Eat decided that he’d need Mother to help.
>RESEARCH CARL TITMUEULLER. MINNESOTA
>WORKING . . .
RESEARCH BARBARA NORDSTROM. MINNESOTA
>WORKING . . .
There was a second man with the group at the hospital. A tall guy. Huge. Big ears. Eat closed his eyes and tried to bring back the image of the man’s badge.
He typed another command.
>RESEARCH BUTCH RHEUMY MINNESOTA
>WORKING . . .
Eat moved the mouse over to the screen quadrant that displayed the data transfers. As his mouse pointer moved into the area, it expanded to fill the entire screen. To most, the data was closer to Greek than anything remotely comprehendible. It was a mass of numbers and letters with a seemingly unrecognizable pattern. Eat was able to quickly glean through it and search for any valuable nuggets. Most of it was just surfing data: porn sites, news sites, someone bought a book. He was looking for email that might point him in a particular direction.
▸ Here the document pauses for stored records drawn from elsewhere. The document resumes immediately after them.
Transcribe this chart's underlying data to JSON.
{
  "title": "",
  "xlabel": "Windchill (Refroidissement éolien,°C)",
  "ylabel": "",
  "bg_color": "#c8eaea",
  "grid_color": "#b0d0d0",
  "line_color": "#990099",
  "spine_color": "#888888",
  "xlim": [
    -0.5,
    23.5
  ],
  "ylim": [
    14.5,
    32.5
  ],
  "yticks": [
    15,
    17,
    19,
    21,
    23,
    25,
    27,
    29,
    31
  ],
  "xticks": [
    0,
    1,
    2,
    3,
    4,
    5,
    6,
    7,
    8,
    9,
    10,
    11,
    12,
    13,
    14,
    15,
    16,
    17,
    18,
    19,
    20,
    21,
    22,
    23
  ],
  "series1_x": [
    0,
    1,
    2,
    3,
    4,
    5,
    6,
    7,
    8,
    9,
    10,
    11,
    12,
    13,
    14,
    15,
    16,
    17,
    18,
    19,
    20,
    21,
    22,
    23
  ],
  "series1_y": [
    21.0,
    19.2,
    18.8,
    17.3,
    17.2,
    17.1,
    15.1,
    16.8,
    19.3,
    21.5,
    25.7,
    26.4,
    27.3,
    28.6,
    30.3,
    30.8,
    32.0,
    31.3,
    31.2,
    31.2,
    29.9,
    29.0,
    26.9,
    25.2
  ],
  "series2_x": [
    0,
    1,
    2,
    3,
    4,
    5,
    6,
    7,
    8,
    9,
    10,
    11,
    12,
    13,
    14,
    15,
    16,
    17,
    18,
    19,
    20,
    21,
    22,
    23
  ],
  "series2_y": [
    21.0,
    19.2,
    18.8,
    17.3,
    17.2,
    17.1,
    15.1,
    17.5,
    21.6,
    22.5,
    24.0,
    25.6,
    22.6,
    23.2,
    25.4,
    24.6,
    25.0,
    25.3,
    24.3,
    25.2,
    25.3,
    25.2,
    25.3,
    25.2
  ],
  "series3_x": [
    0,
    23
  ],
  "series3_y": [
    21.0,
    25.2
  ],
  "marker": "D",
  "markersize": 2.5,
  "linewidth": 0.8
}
He scrolled through the data then stopped.
“Carl will be by tonight to make the pickup. 10:30. Be ready. BN”
Eat scrolled down a bit more and found what he believed was the response.
“We’ll be ready with six. Have him bring more tape. TL”
Each email had an address indicating where the message was sent from. The message from BN was sent from 45.23.555.099.
>RESEARCH 45.23.555.099
>WOR . . .
Mother didn’t even have time to tell Eat she was contemplating his request before she displayed the results on the screen before him.
She was good.
>2312 W. Oak, Edina, MN. Aequalis Health Services, Inc
“Bingo,” said Eat. “Now let’s see where the other started from.”
>RESEARCH 85.001.555.583
>WO . . .
>786 NE Baxter Circle. Edina, MN. Gordon, Leake, Bluthe Funeral Homes
Eat smiled. The fog was clearing and the picture was starting to come into focus. The connection between Barbara Nordstrom, Aequalis Health, Tim Leake, and GLB Funeral Homes had just become solid. He was finished for now. Mother would send him an email with the results of his other requests when she had exhausted all of her available resources.
He said goodbye to Mother.
>GOOD BYE
Mother’s screen closed and Eat’s normal screen reappeared with all of its icons, and a background picture of Mount Everest.